Che rapporto c'è fra essi nelle scelte che sembrano tornare in voga in questi giorni, di ipotetiche nuove chiusure?


Il nostro sistema sociale è in grado di assorbire tutti i costi senza implodere nella recessione più grave di sempre?

E i benefici sono sufficienti a compensare i costi?


Sapete che non mi sono mai sbilanciato in questa delicatissima questione, ma, sulla base di quanto finora studiato, sono nelle condizioni di poter affermare che, così come i furti nei punti vendita dell'esempio iniziale, i costi complessivi per "debellare" il contagio del virus (in termini di sussistenza economica e di tutto ciò che ne consegue) sono enormemente maggiori rispetto al beneficio di "arrendersi" al fatto di accettare la presenza di un determinato numero di contagi ma rimanere vivi in termini economici, tenendo BEN presente l'elenco di cui sopra, in cui si evince che i contagiati di oggi non sono minimamente paragonabili, in termini qualitativi, a quelli dell'inizio dell'emergenza.

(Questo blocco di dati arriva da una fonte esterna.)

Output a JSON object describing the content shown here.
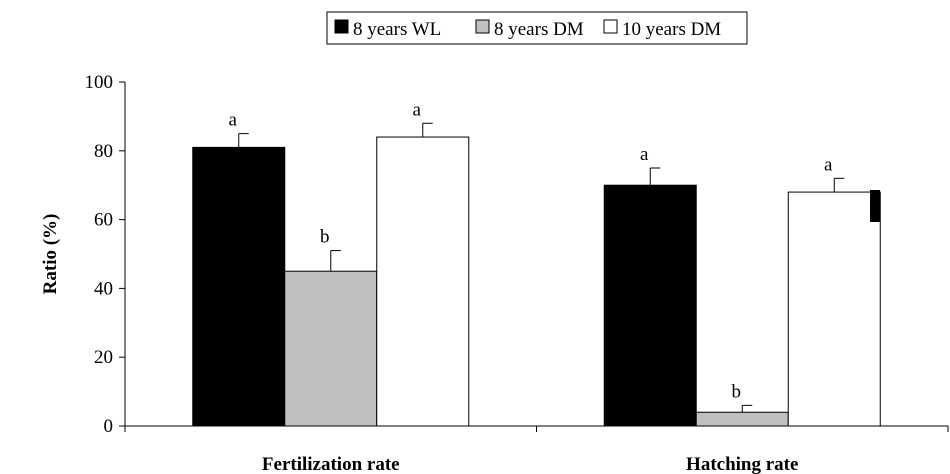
{
  "chart_data": {
    "type": "bar",
    "title": "",
    "xlabel": "",
    "ylabel": "Ratio (%)",
    "ylim": [
      0,
      100
    ],
    "yticks": [
      0,
      20,
      40,
      60,
      80,
      100
    ],
    "grid": false,
    "legend_position": "top-center",
    "categories": [
      "Fertilization rate",
      "Hatching rate"
    ],
    "series": [
      {
        "name": "8 years WL",
        "color": "#000000",
        "values": [
          81,
          70
        ],
        "errors": [
          4,
          5
        ],
        "labels": [
          "a",
          "a"
        ]
      },
      {
        "name": "8 years DM",
        "color": "#c0c0c0",
        "values": [
          45,
          4
        ],
        "errors": [
          6,
          2
        ],
        "labels": [
          "b",
          "b"
        ]
      },
      {
        "name": "10 years DM",
        "color": "#ffffff",
        "values": [
          84,
          68
        ],
        "errors": [
          4,
          4
        ],
        "labels": [
          "a",
          "a"
        ]
      }
    ]
  }
}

Costo sociale del coronavirus con simultanea sopravvivenza economica: X.

Costo sociale per annullare il contagio (limitando le capacità economiche di milioni di persone): X * γ, dove γ è un valore > 1 che al momento non sono in grado di stimare ma che, aspetto importantissimo, dovrebbe tenere conto del fatto che questa voce contribuisce a sorreggere la prima in quanto contenitore generale dal quale poter reperire le risorse finanziarie collettive (!).


Il costo di un evento, infatti, è pari al beneficio della non realizzazione dell'evento stesso, ricordatelo sempre. In questo caso, tale beneficio, è ampiamente sottostimato in quanto strettamente collegato alla capacità di reperimento complessivo di risorse sociali.


È brutalmente così.

È un'analisi lucida e distaccata, come dovrebbero essere le analisi che poi si ripercuotono sulla vita di milioni di persone.

Senza farsi dominare da sentimenti, debolezze ed emozioni, ma guardando alla cruda realtà dei fatti.

In modo solo apparentemente cinico, ma certamente e maggiormente benefico per tutti.